The concept of the two reserves — Waters Meeting focusing more on tourism and Thomas Baines more focused on environmental education — prompted Hlazo to take the job.
Hlazo says he doesn’t see himself as a manager, but as a team worker.
“My main responsibility is to oversee the processes of the reserve. I don’t see myself as a manager but as a team worker who provides support and guidance,” he said. Hlazo’s responsibilities include engaging with stakeholders, ensuring there are sufficient resources for effective security operations, administrative duties and ensuring staff morale is high.
“I’m more driven to motivate people and want them to showcase their skills and abilities,” he said. “When you have a team, it’s very important to know their strengths and weaknesses so that you can bridge the gap between the two.”
Hlazo says he was once asked to describe himself with the characteristics of an animal. He chose an ant because they work as a unit, which represents his management style.
“In good seasons they collect food and bring it to their nest, then in dry seasons they eat from this store because they know their seasons.
“Ants don’t work alone,” says Hlazo. “They work collectively as a team and stick together whether it’s collection season or feeding season.
“I’m a person who doesn’t want to shine alone for professional achievements – the whole team has to shine together,” he said.
Hlazo starts the week by calling the admin officers to plan for the week ahead, then checks in with the section guards and environmental officers to make sure he’s giving them the support they need. His weekly plan is guided by the activities that take place on the reserves.
All in one working day!
He chose to work in the conservation sector so he could protect and conserve natural heritage and be a voice for conservation.

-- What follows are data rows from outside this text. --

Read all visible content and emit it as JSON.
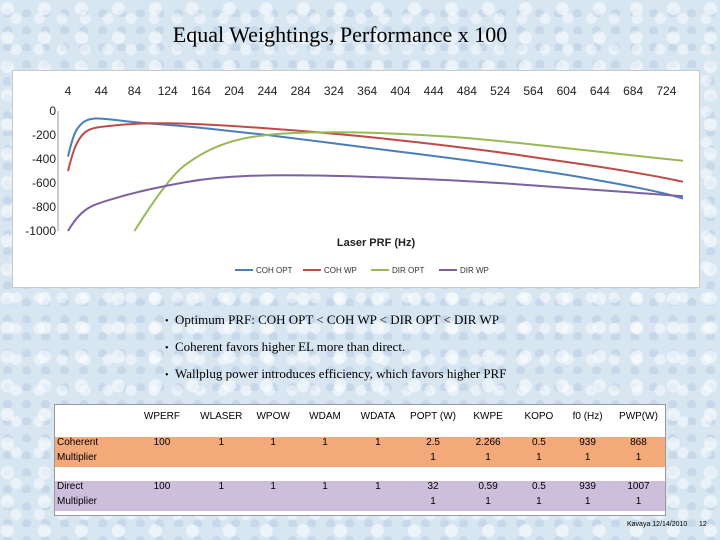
{
  "title": "Equal Weightings, Performance x 100",
  "chart_data": {
    "type": "line",
    "title": "",
    "xlabel": "Laser PRF (Hz)",
    "ylabel": "",
    "xlim": [
      4,
      744
    ],
    "ylim": [
      -1000,
      0
    ],
    "x_ticks": [
      "4",
      "44",
      "84",
      "124",
      "164",
      "204",
      "244",
      "284",
      "324",
      "364",
      "404",
      "444",
      "484",
      "524",
      "564",
      "604",
      "644",
      "684",
      "724"
    ],
    "y_ticks": [
      "0",
      "-200",
      "-400",
      "-600",
      "-800",
      "-1000"
    ],
    "x": [
      4,
      10,
      20,
      30,
      44,
      84,
      124,
      164,
      204,
      244,
      284,
      324,
      364,
      404,
      444,
      484,
      524,
      564,
      604,
      644,
      684,
      724,
      744
    ],
    "series": [
      {
        "name": "COH OPT",
        "color": "#4a7ebb",
        "values": [
          -380,
          -200,
          -100,
          -65,
          -60,
          -95,
          -115,
          -140,
          -170,
          -200,
          -235,
          -270,
          -305,
          -340,
          -375,
          -410,
          -450,
          -490,
          -530,
          -580,
          -630,
          -690,
          -730
        ]
      },
      {
        "name": "COH WP",
        "color": "#be4b48",
        "values": [
          -500,
          -330,
          -200,
          -150,
          -130,
          -105,
          -100,
          -110,
          -125,
          -145,
          -165,
          -190,
          -215,
          -245,
          -275,
          -310,
          -345,
          -385,
          -425,
          -465,
          -510,
          -560,
          -590
        ]
      },
      {
        "name": "DIR OPT",
        "color": "#98b954",
        "values": [
          null,
          null,
          null,
          null,
          null,
          -1000,
          -560,
          -350,
          -240,
          -195,
          -180,
          -177,
          -180,
          -190,
          -205,
          -225,
          -250,
          -280,
          -310,
          -340,
          -370,
          -400,
          -415
        ]
      },
      {
        "name": "DIR WP",
        "color": "#7d60a0",
        "values": [
          -1000,
          -930,
          -850,
          -800,
          -760,
          -680,
          -620,
          -570,
          -545,
          -535,
          -535,
          -540,
          -548,
          -558,
          -570,
          -585,
          -600,
          -620,
          -640,
          -660,
          -680,
          -700,
          -710
        ]
      }
    ],
    "legend_position": "bottom",
    "grid": false
  },
  "bullets": [
    "Optimum PRF: COH OPT < COH WP < DIR OPT < DIR WP",
    "Coherent favors higher EL more than direct.",
    "Wallplug power introduces efficiency, which favors higher PRF"
  ],
  "table": {
    "headers": [
      "",
      "WPERF",
      "WLASER",
      "WPOW",
      "WDAM",
      "WDATA",
      "POPT (W)",
      "KWPE",
      "KOPO",
      "f0 (Hz)",
      "PWP(W)"
    ],
    "rows": [
      {
        "label_line1": "Coherent",
        "label_line2": "Multiplier",
        "line1": [
          "100",
          "1",
          "1",
          "1",
          "1",
          "2.5",
          "2.266",
          "0.5",
          "939",
          "868"
        ],
        "line2": [
          "",
          "",
          "",
          "",
          "",
          "1",
          "1",
          "1",
          "1",
          "1"
        ]
      },
      {
        "label_line1": "Direct",
        "label_line2": "Multiplier",
        "line1": [
          "100",
          "1",
          "1",
          "1",
          "1",
          "32",
          "0.59",
          "0.5",
          "939",
          "1007"
        ],
        "line2": [
          "",
          "",
          "",
          "",
          "",
          "1",
          "1",
          "1",
          "1",
          "1"
        ]
      }
    ]
  },
  "footer": "Kavaya 12/14/2010",
  "page_number": "12"
}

“There is no human being without nature,” says Hlazo. “We all depend on each other. It’s sad to live in the age of climate change and global warming. I want to be a biodiversity ambassador to speak on behalf of non-living species that cannot speak for themselves,” he said.
Hlazo recommends members of the public visit Waters Meeting to see the estuary connection point where fresh water meets salt water from the mouth of the Kowie River. Other activities in the reserve include bird watching, hiking trails and a picnic site with breathtaking scenery.
At Thomas Baines, visitors can fish or picnic at the Settlers Dam, go on a game drive to see wildlife (even if they don’t have the big 5). Thomnas Baines has a conference venue with an environmental and educational center and an eco-path that school children can enjoy.
Hlazo is a proud member of Kloof Conservancy, a dynamic volunteer-run organization that promotes environmental awareness and conserves the area’s outstanding natural heritage for present and future generations. Kloof is 30 km from Durban CBD.
Hlazo enjoys the different aspects of her job, including ecological research, wildlife tracking, and stakeholder engagement. Above all, he is passionate about preserving the environment. He says environmental conservation officers like the wildlife army.
“We are the South African Wildlife Defense Force because we are the first and last line of defense when it comes to protecting natural resources,” he said.
When he is away from his busy work schedule, Hlazo enjoys playing soccer and spending time with his family.